Whether among the tourists in Honduras’ Roatán Islands or New York City’s fashionistas, the bags were a hit. Woven into a pattern of multi-colored, shiny diamonds, these “Basura Bags” – literally “trash bags” – are eye-catching zigzags of recycled rainbows; some have straps, some have zippers, all are unique. More importantly, Brauburger recognized that a burgeoning movement in her home country around ecologically and socially conscious consumerism provided a way to keep transforming discarded chip bags into an hecho a mano (handmade) cottage industry.

But prettying up the scenery and turning Third World trash into stylish accessories for funky-chic Westerners was just the beginning of Brauburger’s project. “Throughout my two years of service I’ve been haunted by the fact that there aren’t books in the schools,” Brauburger says, explaining that the average Honduran has a sixth-grade level of education.

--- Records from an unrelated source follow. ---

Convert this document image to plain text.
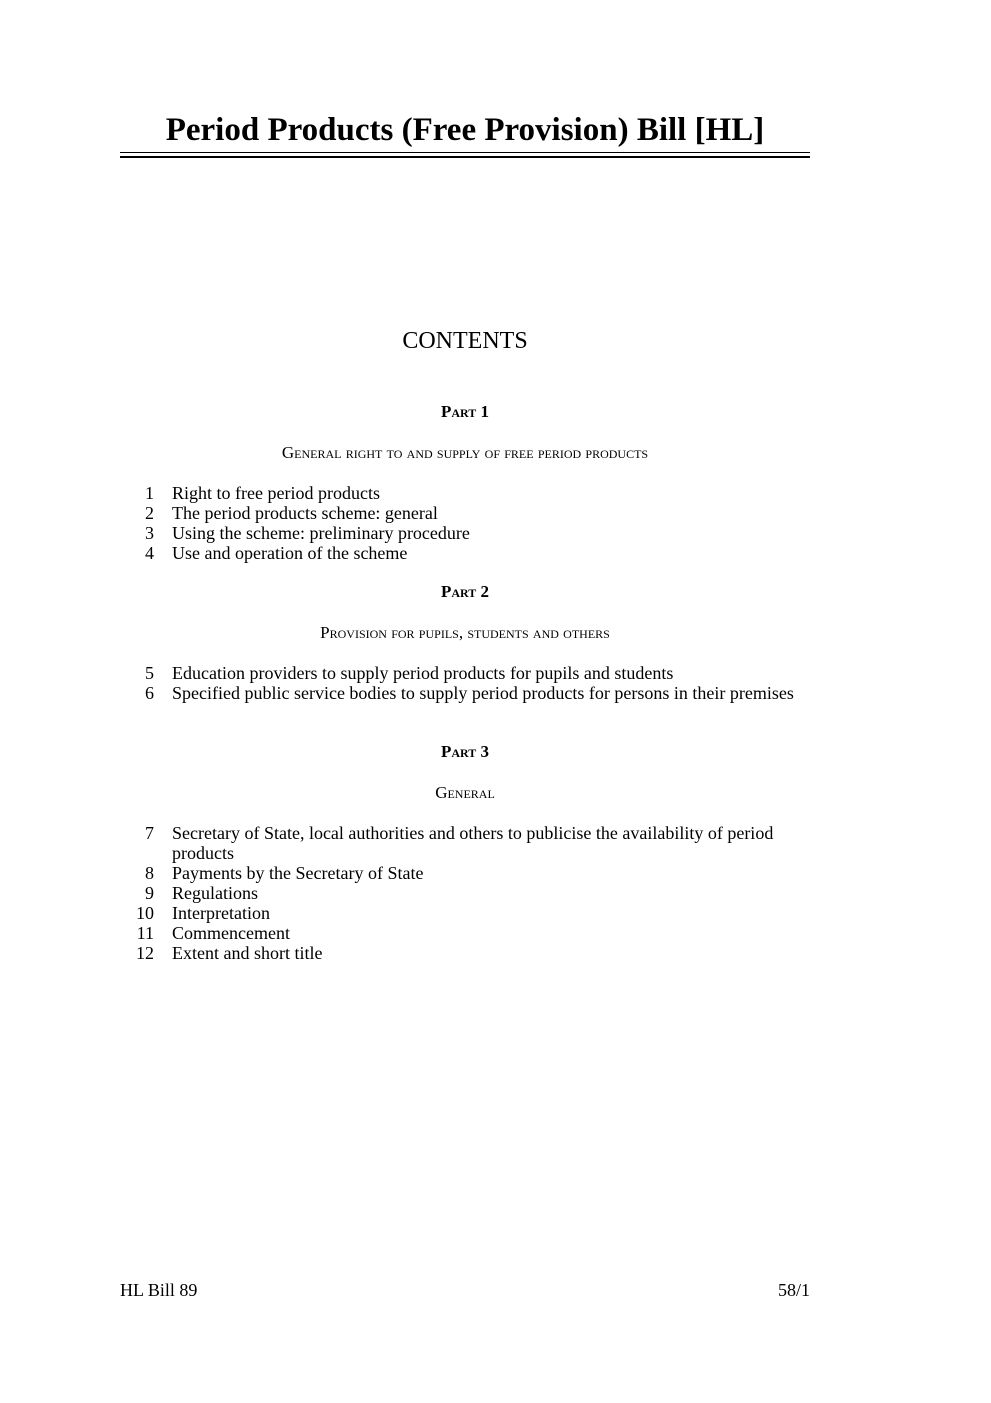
Period Products (Free Provision) Bill [HL]
CONTENTS
Part 1
General right to and supply of free period products
1	Right to free period products
2	The period products scheme: general
3	Using the scheme: preliminary procedure
4	Use and operation of the scheme
Part 2
Provision for pupils, students and others
5	Education providers to supply period products for pupils and students
6	Specified public service bodies to supply period products for persons in their premises
Part 3
General
7	Secretary of State, local authorities and others to publicise the availability of period products
8	Payments by the Secretary of State
9	Regulations
10	Interpretation
11	Commencement
12	Extent and short title
HL Bill 89	58/1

She says the typical method of teaching is for students to copy whatever the teacher puts on the chalkboard. “Hondurans are lucky to have a school building with functional lighting and desks with benches or chairs. Books come after that. Schools do not usually have libraries, nor do the towns.”

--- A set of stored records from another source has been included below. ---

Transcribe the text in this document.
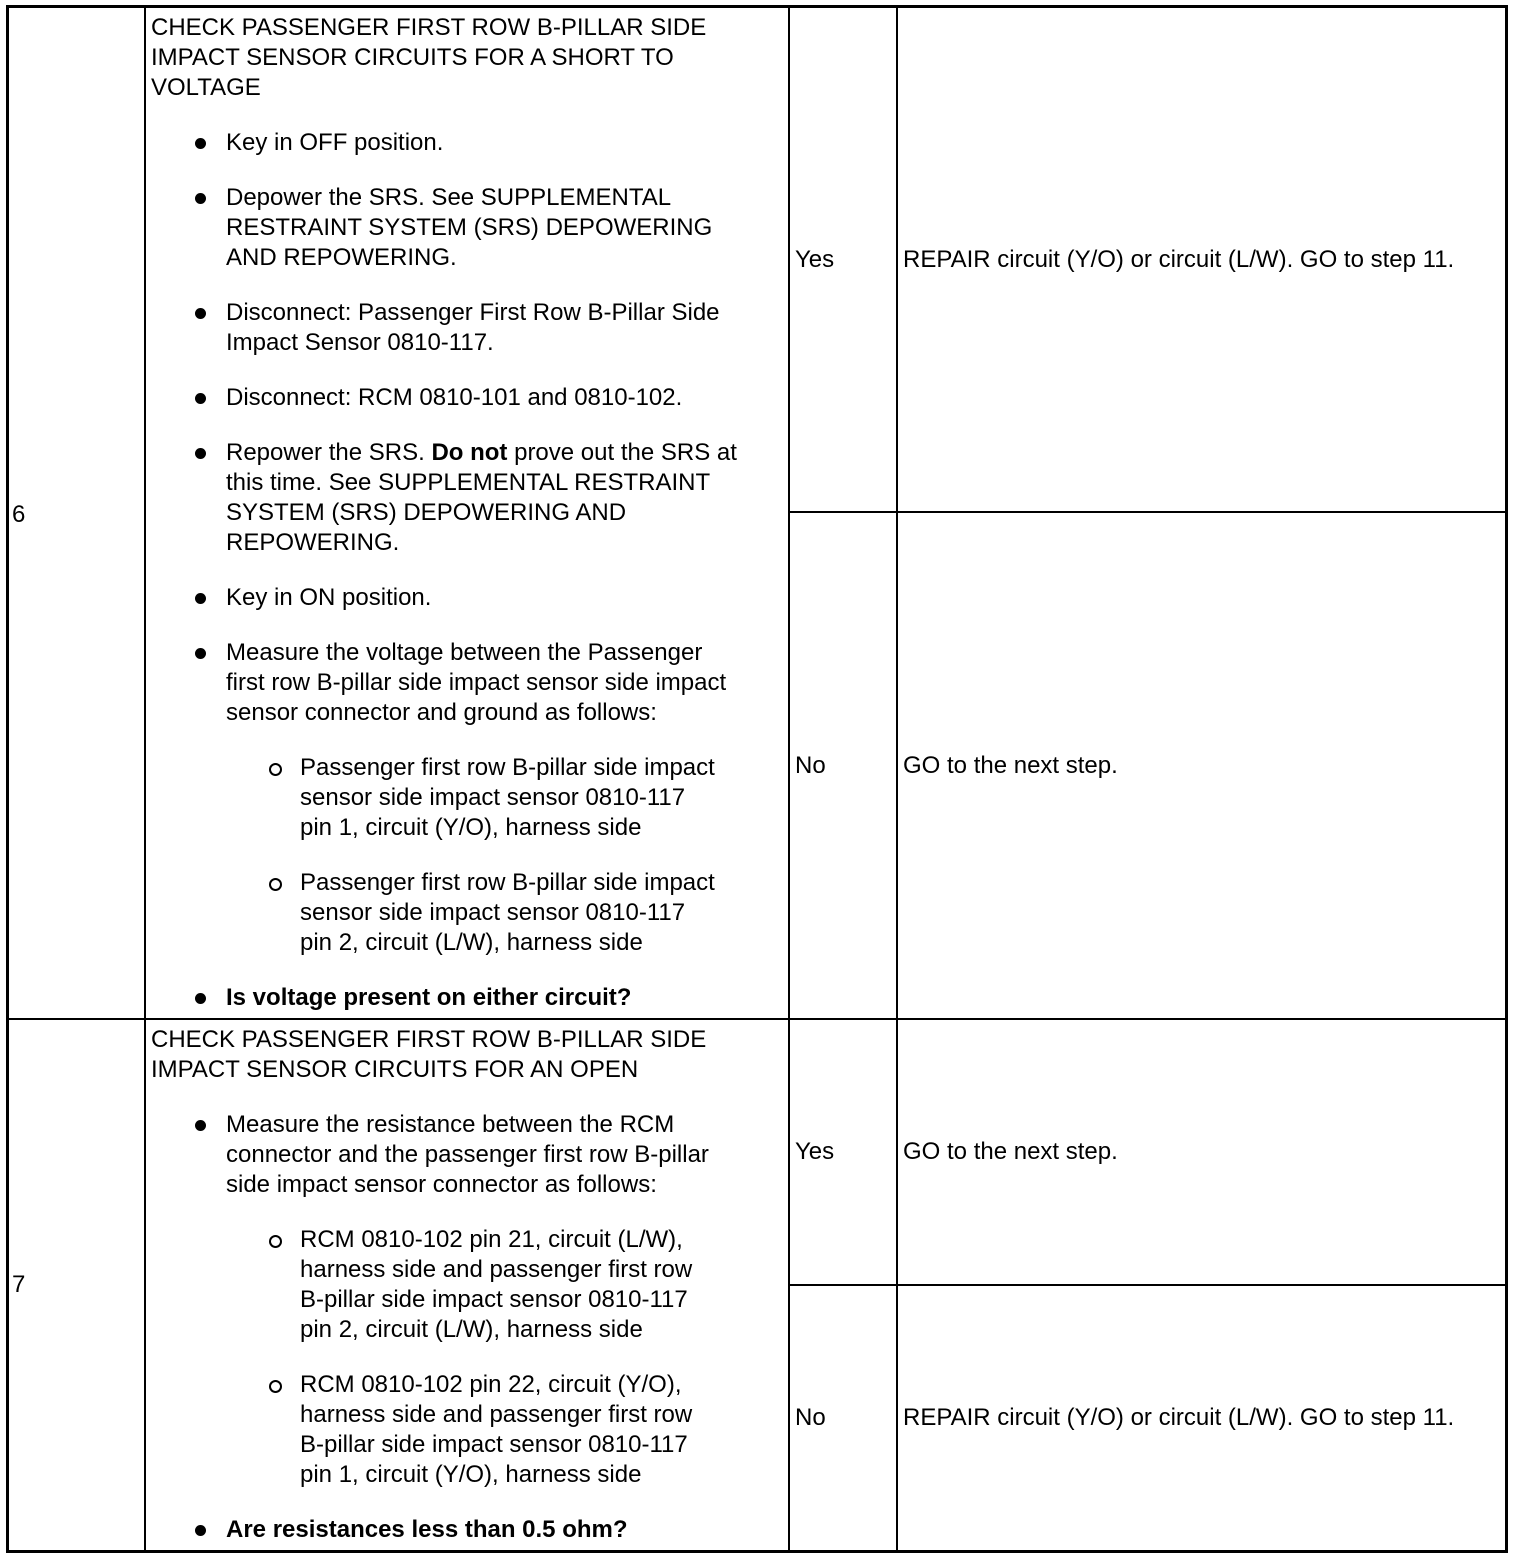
6
CHECK PASSENGER FIRST ROW B-PILLAR SIDE
IMPACT SENSOR CIRCUITS FOR A SHORT TO
VOLTAGE
Key in OFF position.
Depower the SRS. See SUPPLEMENTAL
RESTRAINT SYSTEM (SRS) DEPOWERING
AND REPOWERING.
Disconnect: Passenger First Row B-Pillar Side
Impact Sensor 0810-117.
Disconnect: RCM 0810-101 and 0810-102.
Repower the SRS. Do not prove out the SRS at
this time. See SUPPLEMENTAL RESTRAINT
SYSTEM (SRS) DEPOWERING AND
REPOWERING.
Key in ON position.
Measure the voltage between the Passenger
first row B-pillar side impact sensor side impact
sensor connector and ground as follows:
Passenger first row B-pillar side impact
sensor side impact sensor 0810-117
pin 1, circuit (Y/O), harness side
Passenger first row B-pillar side impact
sensor side impact sensor 0810-117
pin 2, circuit (L/W), harness side
Is voltage present on either circuit?
Yes	REPAIR circuit (Y/O) or circuit (L/W). GO to step 11.
No	GO to the next step.
7
CHECK PASSENGER FIRST ROW B-PILLAR SIDE
IMPACT SENSOR CIRCUITS FOR AN OPEN
Measure the resistance between the RCM
connector and the passenger first row B-pillar
side impact sensor connector as follows:
RCM 0810-102 pin 21, circuit (L/W),
harness side and passenger first row
B-pillar side impact sensor 0810-117
pin 2, circuit (L/W), harness side
RCM 0810-102 pin 22, circuit (Y/O),
harness side and passenger first row
B-pillar side impact sensor 0810-117
pin 1, circuit (Y/O), harness side
Are resistances less than 0.5 ohm?
Yes	GO to the next step.
No	REPAIR circuit (Y/O) or circuit (L/W). GO to step 11.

It makes sense, then, that Brauburger funnels all the profits from selling Basura Bags towards buying textbooks; she stressed that basurabags.org will soon officially be a non-profit organization, and has never been considered a for-profit business.

The bags are also a small step towards addressing another persistent national problem: poverty. Brauburger pays her workers four times what they would earn doing back-breaking agricultural labor, the most common job in the country. She employs 10 Hondurans full-time working from their homes, often as a collective family effort. Brauburger said that one woman paid for a breast exam she had been unable to afford for three years prior to working for basurabags.org. A teenager uses his wages to pay for high school. Perhaps ironically, the bag-makers have the funds to afford a healthier diet, eating more fruits and vegetables among the staple rice, beans, tortillas, and, of course, chips.

Constructing the bags, like most goods made outside of sweatshops, is time-consuming. The process involves cleaning the bags, cutting them into pieces, folding the pieces into chains, fastening the chains together with fishing line, and adding zippers or straps if necessary. Many hands are responsible for the finished product, in what has become a village-scale assembly line.

What if Brauburger’s raw material gets over-exploited—all the once-littered chip bags successfully refashioned as durable, re-useable bags? For better or worse, she says, that would never happen. “Eating these chips is part of the culture here.” The streets of her village, though, are now cleaner, and workers go to other towns to collect the bags. She has contacted major chip companies, who assure her they have ample chip bag waste if needed.

Brauburger’s stint with the Peace Corps is almost over, yet her commitment to basurabags.org is long-term, for “at least ten years,” she said. The project is a vital way for her to stay connected to her Honduran community while living in the States, especially since her closest friends are also employees.

North Americans have said they would pay in the hundreds of dollars to know that these bags are making a difference. Currently, prices range from $20 for a coin purse to $150 for a 15-by-8-inch tote. The proceeds are divided between wages and books. Upon returning to the States, Brauburger plans to sell the bags to boutiques in Los Angeles, Arizona, and Louisiana.

“This is my single most incredible experience in Honduras,” the crafty entrepreneur beamed. “You can’t find a bag on the streets in my town any longer. They represent money and books to the people now.”